La melodía termina antes de empezar el
verso. Hay una visión: un poco de cielo se ha metido en el mar,
se ha mojado los ojos. La melodía se
estrena y no tiene fin, recorre apartados riscos.
No es para bailar, es una base clara
de hip-hop con sus niveles de ritmo, sus detenciones, su franca batería.
Los chicos la bailan con el joint en
la boca, sin moverse del puesto. Es la quietud
del sofá la que alardea de valses,
como el abismo que se abre bajo los pies de la página en blanco:
muy deprisa hacia abajo las letras se
desmandan, aceptan donaciones espurias, frases hechas de lado, medios
de comunicación. La música rompe con
la trama inédita, el sosiego fatal, con esta montañita de flores
agobiantes, se contrae o se contempla,
ajena a la divinidad.
En otros cementerios de dioses faltan
las cruces. El agua llega por la rodilla de la fe, cubre demasiado.
Allí escuece la música como si fuera
un grano visceral, una úlcera de ultradomingo, cuando se come bien. Tenemos
una banda y una mesa de mezclas que
funciona al revés; la banda se revuelve en su ataúd de plástico
flexible, en sus cuatro ataúdes que
cruzan por el paso de cebra en un famoso injerto tan real. La foto es la
postura
relajada del tempo, que es como el
tiempo sin agujas en la piel.
Después de todo, echarán humo las
chimeneas y los pulmones y habrá acabado la fiesta. La fiesta comenzó
con la primera hostia, el primer
sufrimiento involuntario. Qué decepción. O sea, que la vida era esto, eso que
pasa
y no se lo merece. La mancha en el
mantel, la mancha en el jersey, la mancha en el pantalón de pana,
la que no se va. Y el olor de la
iglesia que rumiaba su indecencia, su pasteleo económico.

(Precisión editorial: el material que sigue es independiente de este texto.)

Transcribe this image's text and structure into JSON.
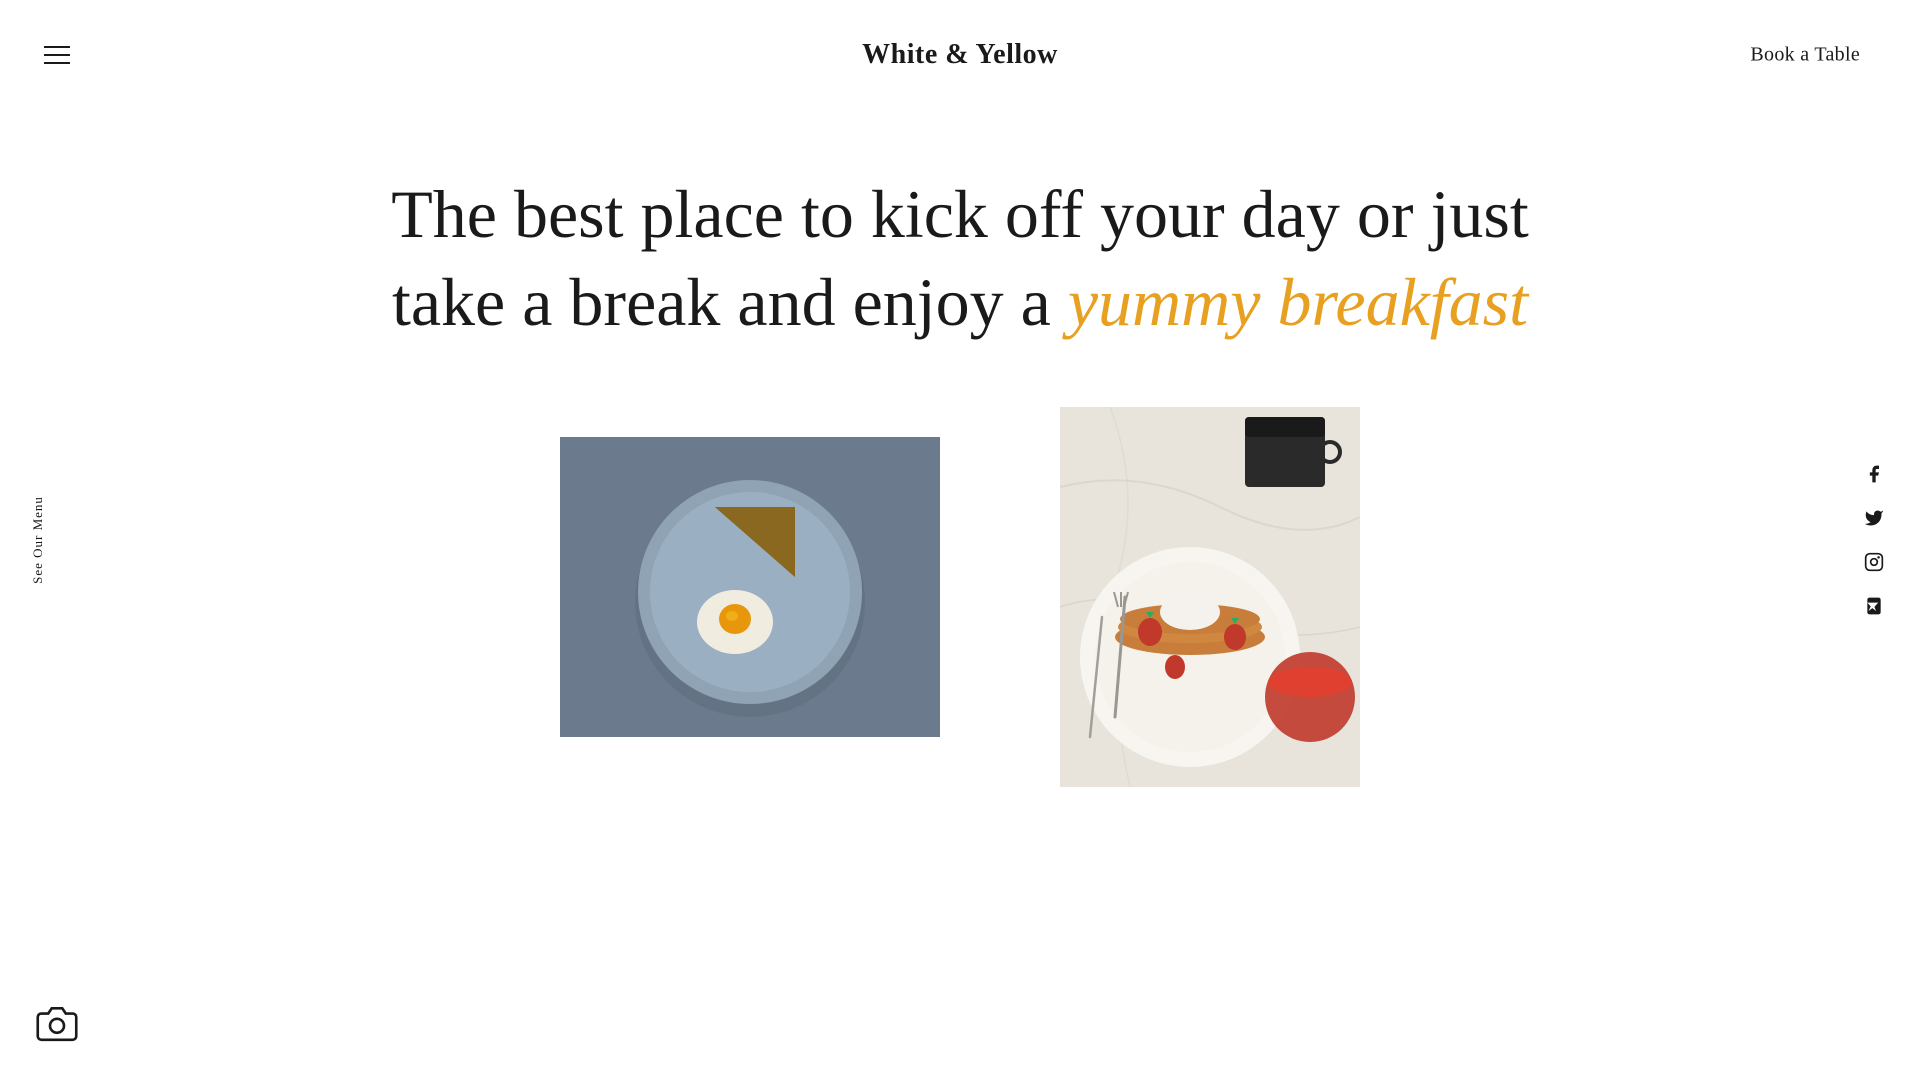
{
  "header": {
    "site_title": "White & Yellow",
    "book_table_label": "Book a Table"
  },
  "hero": {
    "line1": "The best place to kick off your day or just",
    "line2_normal": "take a break and enjoy a ",
    "line2_highlight": "yummy breakfast"
  },
  "sidebar": {
    "see_menu": "See Our Menu"
  },
  "social": {
    "facebook": "f",
    "twitter": "t",
    "instagram": "i",
    "foursquare": "4"
  },
  "images": {
    "image1_alt": "Fried egg and toast on a blue plate",
    "image2_alt": "Pancakes with strawberries and coffee"
  },
  "colors": {
    "accent": "#e8a020",
    "dark": "#1a1a1a",
    "white": "#ffffff"
  }
}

Garitos a los que no llegaba la mano
firme del rock.
Por la calle, la vida era una morsa,
algo informe, un informe judicial: vaya patada en la puerta. Las chicas
resoplaban, los chicos resoplaban,
ardía el réquiem automovilístico, su inanidad sonora; las aceras jadeaban
como pura sangres. Mucho aliento
masticado. En vano situaba sus piezas la mañana antes de salir el sol;
ya la tarde se cernía y exhalaba horas
muertas, vomitaba la comida nauseabunda mezclada con anís,
unas gotas de té. Descendía el ocaso
entre algodones, con un riff. Las madres silbaban con dos dedos en la boca
y el mundo se cubría de puntos ciegos.
Hubo una voz detrás de cualquier
árbol, tras la cortina de agua de la fuente, tras aquel rayo de luz;
la voz constaba de frecuencias
inauditas, una voz animada que llamaba a la calma. Las flores estaban allí para
quedarse,
magnolias, dalias y ribetes de azul,
explosiones internas de color, el radio de la noche medido a contrafuego,
altas rimas. A la vista la naturaleza
y su fracaso, la entropía probable y su enfermiza bondad. Los tipos del machete
fumándose la goma. Un coche procedente
del aire, la música que burla la avenida
en tres acordes, Rapsody y su crew: el
flow flotante de la urbe vs. la probidad del gueto. Un soplo alcoholizado
hacia la profundidad de la altura. Y
el firmamento, que viene a ser de pega
como una canción repintada de blues.